Hope Biswas, co-founder of the Biswas Family Foundation along with her husband, MIT alumnus Sanjit Biswas SM ’05, also highlighted the synergies between the muse and MIT.

“The Biswas Family Foundation is proud to support the MIT HEALS initiative, which reimagines how scientific discovery can translate into real-world health impact. Its deal with promoting interdisciplinary collaboration to search out latest solutions to challenges in health care aligns closely with our mission to advance science and technology to enhance health outcomes at scale,” Biswas says.

“As a part of this commitment,” Biswas adds, “we’re especially proud to support outstanding postdoctoral scholars focused on high-impact cross-disciplinary work in fields equivalent to computational biology, nanoscale therapeutics, women’s health, and fundamental, curiosity-driven life sciences research. We’re excited to contribute to an effort that brings together cutting-edge science and a deep commitment to translating knowledge into motion.”

AI and machine-learning systems present a brand new universe of opportunities to analyze disease, biological mechanisms, therapeutics, and health care delivery using huge datasets.

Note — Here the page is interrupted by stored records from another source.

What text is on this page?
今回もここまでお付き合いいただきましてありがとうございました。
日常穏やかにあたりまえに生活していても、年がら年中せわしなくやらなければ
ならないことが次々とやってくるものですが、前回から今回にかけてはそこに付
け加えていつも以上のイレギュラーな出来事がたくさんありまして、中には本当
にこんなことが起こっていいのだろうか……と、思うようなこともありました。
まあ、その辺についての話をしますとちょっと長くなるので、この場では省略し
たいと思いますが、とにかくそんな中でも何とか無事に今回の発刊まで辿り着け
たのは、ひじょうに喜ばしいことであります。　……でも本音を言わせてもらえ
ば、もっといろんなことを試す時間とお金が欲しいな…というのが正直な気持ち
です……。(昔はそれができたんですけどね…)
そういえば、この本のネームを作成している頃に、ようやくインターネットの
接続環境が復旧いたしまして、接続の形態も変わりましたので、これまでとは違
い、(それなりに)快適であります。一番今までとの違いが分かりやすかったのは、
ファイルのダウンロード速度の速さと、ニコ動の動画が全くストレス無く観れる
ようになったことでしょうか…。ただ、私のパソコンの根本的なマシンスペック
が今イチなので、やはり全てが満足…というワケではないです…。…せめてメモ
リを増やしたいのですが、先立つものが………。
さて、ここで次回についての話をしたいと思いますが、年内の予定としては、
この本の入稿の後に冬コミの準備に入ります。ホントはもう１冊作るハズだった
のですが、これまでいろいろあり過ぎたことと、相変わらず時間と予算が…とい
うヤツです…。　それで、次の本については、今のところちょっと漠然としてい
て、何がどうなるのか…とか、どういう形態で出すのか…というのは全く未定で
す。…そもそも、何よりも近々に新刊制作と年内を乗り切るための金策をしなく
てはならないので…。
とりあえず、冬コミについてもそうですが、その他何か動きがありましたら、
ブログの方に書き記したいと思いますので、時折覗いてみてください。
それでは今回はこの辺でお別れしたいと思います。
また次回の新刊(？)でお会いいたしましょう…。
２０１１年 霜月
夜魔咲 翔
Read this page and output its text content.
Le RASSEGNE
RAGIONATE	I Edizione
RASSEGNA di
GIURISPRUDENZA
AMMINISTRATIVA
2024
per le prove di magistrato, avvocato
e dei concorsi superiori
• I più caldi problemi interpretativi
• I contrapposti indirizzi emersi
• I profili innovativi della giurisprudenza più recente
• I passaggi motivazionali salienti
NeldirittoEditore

“AI and computational systems biology can improve the accuracy of diagnostic approaches, enable the event of precision medicines, improve decisions related to individualized treatment strategy, and improve operational efficiency inside health care systems,” says Koehler. “Sanjit and Hope’s support of broad initiatives in AI and computational systems biology will help MIT researchers explore a wide range of paths to affect human health on a big scale.”

Frontiers in health-related research are increasingly found where diverse fields converge, and Koehler provides the instance of how advances in high-throughput experimentation to develop large datasets “may couple well with the event of latest computation or AI tools.” She adds that the four-year funding term provided by the postdoctoral fellowship is “long enough to enable fellows to think big and tackle projects at interfaces, emerging as bilingual researchers at the tip of this system.”

Chandrakasan sees potential in this system for the Biswas Fellows to make revolutionary progress in health research.

“I’m incredibly grateful to the Biswas Family Foundation for his or her generous support in enabling transformative research at MIT,” Chandrakasan says.